That just sounds like a way to break all of your dishware.
Yeah. And should you make things heavier, too? Like, should you have a broom made out of lead? You should make your bed with a weighted blanket. You should clean your toilet with a brush attached to a 40-pound kettlebell.
I'm just wondering, how big would your house have to be to be able to build up speed doing chores? I mean, if you could afford a house that big, you could get a personal trainer. That's true. And also someone to do the chores for you.

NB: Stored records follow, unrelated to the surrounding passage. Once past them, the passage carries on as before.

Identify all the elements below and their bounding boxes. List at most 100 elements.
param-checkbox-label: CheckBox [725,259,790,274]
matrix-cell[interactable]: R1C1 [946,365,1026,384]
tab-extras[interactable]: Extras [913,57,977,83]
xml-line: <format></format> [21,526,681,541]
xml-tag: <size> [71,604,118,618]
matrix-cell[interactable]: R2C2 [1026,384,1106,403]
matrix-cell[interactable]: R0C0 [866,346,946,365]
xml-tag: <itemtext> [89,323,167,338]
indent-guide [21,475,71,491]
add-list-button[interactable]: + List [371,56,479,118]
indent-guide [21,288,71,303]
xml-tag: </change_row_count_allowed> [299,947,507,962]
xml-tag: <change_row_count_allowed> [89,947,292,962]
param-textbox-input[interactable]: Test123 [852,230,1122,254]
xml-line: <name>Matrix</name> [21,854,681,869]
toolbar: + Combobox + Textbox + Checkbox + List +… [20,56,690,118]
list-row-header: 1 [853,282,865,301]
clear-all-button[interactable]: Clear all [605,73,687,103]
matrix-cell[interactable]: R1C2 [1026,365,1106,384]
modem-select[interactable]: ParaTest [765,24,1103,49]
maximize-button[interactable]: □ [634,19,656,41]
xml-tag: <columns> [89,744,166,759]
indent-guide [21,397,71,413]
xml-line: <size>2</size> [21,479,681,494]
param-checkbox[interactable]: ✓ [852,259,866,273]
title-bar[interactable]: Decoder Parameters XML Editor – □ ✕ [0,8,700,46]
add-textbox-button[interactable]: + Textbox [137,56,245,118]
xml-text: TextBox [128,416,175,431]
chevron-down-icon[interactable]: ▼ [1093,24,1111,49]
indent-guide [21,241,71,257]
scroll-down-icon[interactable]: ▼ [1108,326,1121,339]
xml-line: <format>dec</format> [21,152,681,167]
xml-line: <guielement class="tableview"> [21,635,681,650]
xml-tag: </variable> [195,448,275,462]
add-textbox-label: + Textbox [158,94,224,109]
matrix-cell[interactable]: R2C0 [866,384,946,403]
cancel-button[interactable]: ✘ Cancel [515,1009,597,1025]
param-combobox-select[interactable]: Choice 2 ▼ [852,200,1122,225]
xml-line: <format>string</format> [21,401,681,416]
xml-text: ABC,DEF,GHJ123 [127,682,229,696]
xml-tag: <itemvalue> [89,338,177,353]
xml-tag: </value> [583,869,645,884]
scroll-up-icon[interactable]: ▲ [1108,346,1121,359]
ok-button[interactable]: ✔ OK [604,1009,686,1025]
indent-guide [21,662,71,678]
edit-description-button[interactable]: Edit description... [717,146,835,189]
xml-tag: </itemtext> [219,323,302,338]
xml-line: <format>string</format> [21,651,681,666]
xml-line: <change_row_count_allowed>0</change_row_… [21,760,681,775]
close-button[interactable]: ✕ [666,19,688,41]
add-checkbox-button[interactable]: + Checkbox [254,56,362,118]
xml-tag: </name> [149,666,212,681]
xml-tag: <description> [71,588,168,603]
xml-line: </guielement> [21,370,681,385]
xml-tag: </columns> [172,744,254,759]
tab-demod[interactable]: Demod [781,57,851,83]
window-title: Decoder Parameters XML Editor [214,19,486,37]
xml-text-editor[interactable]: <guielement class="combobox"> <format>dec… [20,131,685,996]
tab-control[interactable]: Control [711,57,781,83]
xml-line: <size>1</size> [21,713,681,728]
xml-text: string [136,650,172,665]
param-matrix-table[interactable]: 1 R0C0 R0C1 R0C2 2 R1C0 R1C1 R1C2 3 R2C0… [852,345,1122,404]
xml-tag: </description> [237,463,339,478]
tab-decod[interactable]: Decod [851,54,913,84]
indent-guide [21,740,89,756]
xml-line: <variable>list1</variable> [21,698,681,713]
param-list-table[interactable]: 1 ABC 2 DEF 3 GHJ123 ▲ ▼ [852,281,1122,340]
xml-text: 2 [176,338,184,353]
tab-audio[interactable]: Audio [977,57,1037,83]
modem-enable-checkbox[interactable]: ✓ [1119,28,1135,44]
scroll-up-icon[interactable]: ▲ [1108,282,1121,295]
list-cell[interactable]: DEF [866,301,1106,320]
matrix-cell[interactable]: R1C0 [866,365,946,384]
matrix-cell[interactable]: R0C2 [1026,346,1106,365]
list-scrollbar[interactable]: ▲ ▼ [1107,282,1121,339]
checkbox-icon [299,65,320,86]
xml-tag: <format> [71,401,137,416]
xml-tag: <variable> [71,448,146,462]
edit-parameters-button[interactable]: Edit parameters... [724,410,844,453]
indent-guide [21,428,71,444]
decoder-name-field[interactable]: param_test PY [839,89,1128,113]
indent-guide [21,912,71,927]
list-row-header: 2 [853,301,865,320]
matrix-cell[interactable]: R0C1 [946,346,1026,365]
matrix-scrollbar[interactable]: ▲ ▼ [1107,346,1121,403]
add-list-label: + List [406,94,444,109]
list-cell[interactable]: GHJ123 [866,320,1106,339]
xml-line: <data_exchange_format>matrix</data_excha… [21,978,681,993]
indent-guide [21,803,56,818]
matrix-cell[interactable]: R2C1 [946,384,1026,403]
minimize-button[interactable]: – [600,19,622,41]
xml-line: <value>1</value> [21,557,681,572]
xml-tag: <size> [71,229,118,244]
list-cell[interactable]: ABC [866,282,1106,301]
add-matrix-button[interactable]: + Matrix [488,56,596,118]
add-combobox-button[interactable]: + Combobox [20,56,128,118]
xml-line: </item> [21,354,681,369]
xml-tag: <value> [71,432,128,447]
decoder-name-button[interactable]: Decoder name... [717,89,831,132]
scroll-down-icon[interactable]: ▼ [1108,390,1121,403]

Adam, this week we read about a mathematical formula. BDE equals FAM6 plus FR2, and it goes on. It's part of a complicated new equation that calculates the perfect what. I think I know what BDE is. It's not that. It doesn't stand for that in this case.
Okay.
In fact, I'll give you the B and the E. It's best D ever. And it's still not what you're thinking of. Okay. Oh, is it literally a formula for happiness? Yes, it's the best day ever. It is the formula for the perfect day. And here it is, everybody. You've always wanted to know. Didn't Lou Reed already come up with it? I think he did, yeah.
But the formula, because everybody wants to know what the best day ever is, here it is. Ready? Six hours spent with family, two with friends, two of exercise, Less than six hours of work, one hour of eating and drinking, and 1.5 hours of, quote, extra socializing. This replaces the former perfect day model, Bloody Mary, big lunch, learn something bad happened to your ex, in bed by 10.
So I'm supposed to believe that the best day ever don't include no sex time? That's a lot. I'm supposed to believe that hanging out with my mama is better than ****? Wait, wait, wait.
Or is that what they're calling extra socializing?